Кубинец - Алексей Викторович Вязовский

Первоначальный энтузиазм быстро выветрился. Сил откровенно не хватало. Путь до Ведадо оказался долгим и утомительным. Сначала я шёл по знакомым улицам, где дети играли прямо на дороге, а из покосившихся лачуг доносились запахи готовящейся еды и крики домохозяек. Мои сандалии поднимали тучи красной пыли, а солнце неумолимо жгло. Каждый шаг давался с трудом, и я чувствовал, как пот стекает по спине, а мышцы ног дрожат от напряжения. Появились москиты.

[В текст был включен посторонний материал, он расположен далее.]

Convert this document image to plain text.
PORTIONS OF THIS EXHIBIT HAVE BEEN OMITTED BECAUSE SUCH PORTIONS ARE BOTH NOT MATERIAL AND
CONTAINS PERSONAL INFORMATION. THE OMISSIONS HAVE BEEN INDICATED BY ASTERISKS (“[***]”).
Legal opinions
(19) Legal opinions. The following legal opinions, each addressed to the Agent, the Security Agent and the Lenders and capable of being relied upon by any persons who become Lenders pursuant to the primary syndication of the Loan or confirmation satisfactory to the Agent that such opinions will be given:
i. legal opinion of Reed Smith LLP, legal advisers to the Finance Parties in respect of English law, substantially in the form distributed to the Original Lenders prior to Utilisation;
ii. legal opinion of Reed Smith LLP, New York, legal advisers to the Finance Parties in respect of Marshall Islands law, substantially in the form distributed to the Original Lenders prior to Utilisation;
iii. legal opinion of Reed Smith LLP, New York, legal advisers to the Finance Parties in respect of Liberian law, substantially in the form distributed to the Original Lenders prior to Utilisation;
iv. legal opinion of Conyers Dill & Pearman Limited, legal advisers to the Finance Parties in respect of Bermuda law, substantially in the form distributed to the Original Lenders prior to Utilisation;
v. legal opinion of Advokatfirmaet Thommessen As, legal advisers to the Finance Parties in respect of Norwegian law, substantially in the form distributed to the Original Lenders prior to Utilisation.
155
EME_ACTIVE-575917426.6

Постепенно кварталы менялись. И люди тоже. На пересечении Инфанты и Карлоса Третьего мне пришлось пропустить группку студенток в белых блузках. Девушки просто учатся! Для меня это как сказка. Автомобилей на улицах становилось всё больше, они блестели на солнце, а их водители сигналили, требуя уступить дорогу. Я чувствовал себя пришельцем из другого мира, случайно попавшим на край этого благополучного оазиса. Пешеходы здесь двигались иначе — размеренно, спокойно, без суеты.
Кайе Хэ оказалась широкой, обсаженной деревьями улицей, где фасады были отштукатурены и выкрашены большей частью в пастельные тона. Таблички с номерами домов попадались редко, некоторые скрывались за густыми кустами или коваными воротами. Я несколько раз прошёл мимо, сверяя адрес на записке с номерами на стенах, пока не нашел нужный. Дом тридцать семь. Он не выделялся ничем особенным. Обычный двухэтажный особняк, хоть и довольно старый. Таких тут десятки. Но это не дом с квартирами! Деревянные ставни были закрыты, входная дверь — массивная, из темного дерева, с бронзовым молотком. Лусия сказала «квартира один», но это не много давало. Таблички на двери не было. Но я уже устал. Не до поисков. Подойду и узнаю. За спрос денег не берут.
Я поднялся на крыльцо по трем мраморным ступеням. Постучал. Сначала тихо, потом чуть громче. Ничего. Подумал, что здесь никого и собрался обойти дом: сзади точно должен быть вход для прислуги, может, там кто есть. Но когда я уже спустился, раздался тихий щелчок, и в двери приоткрылось небольшое, узкое отверстие, затянутое сеткой. Я не видел никого, но чувствовал на себе чей-то пристальный, оценивающий взгляд.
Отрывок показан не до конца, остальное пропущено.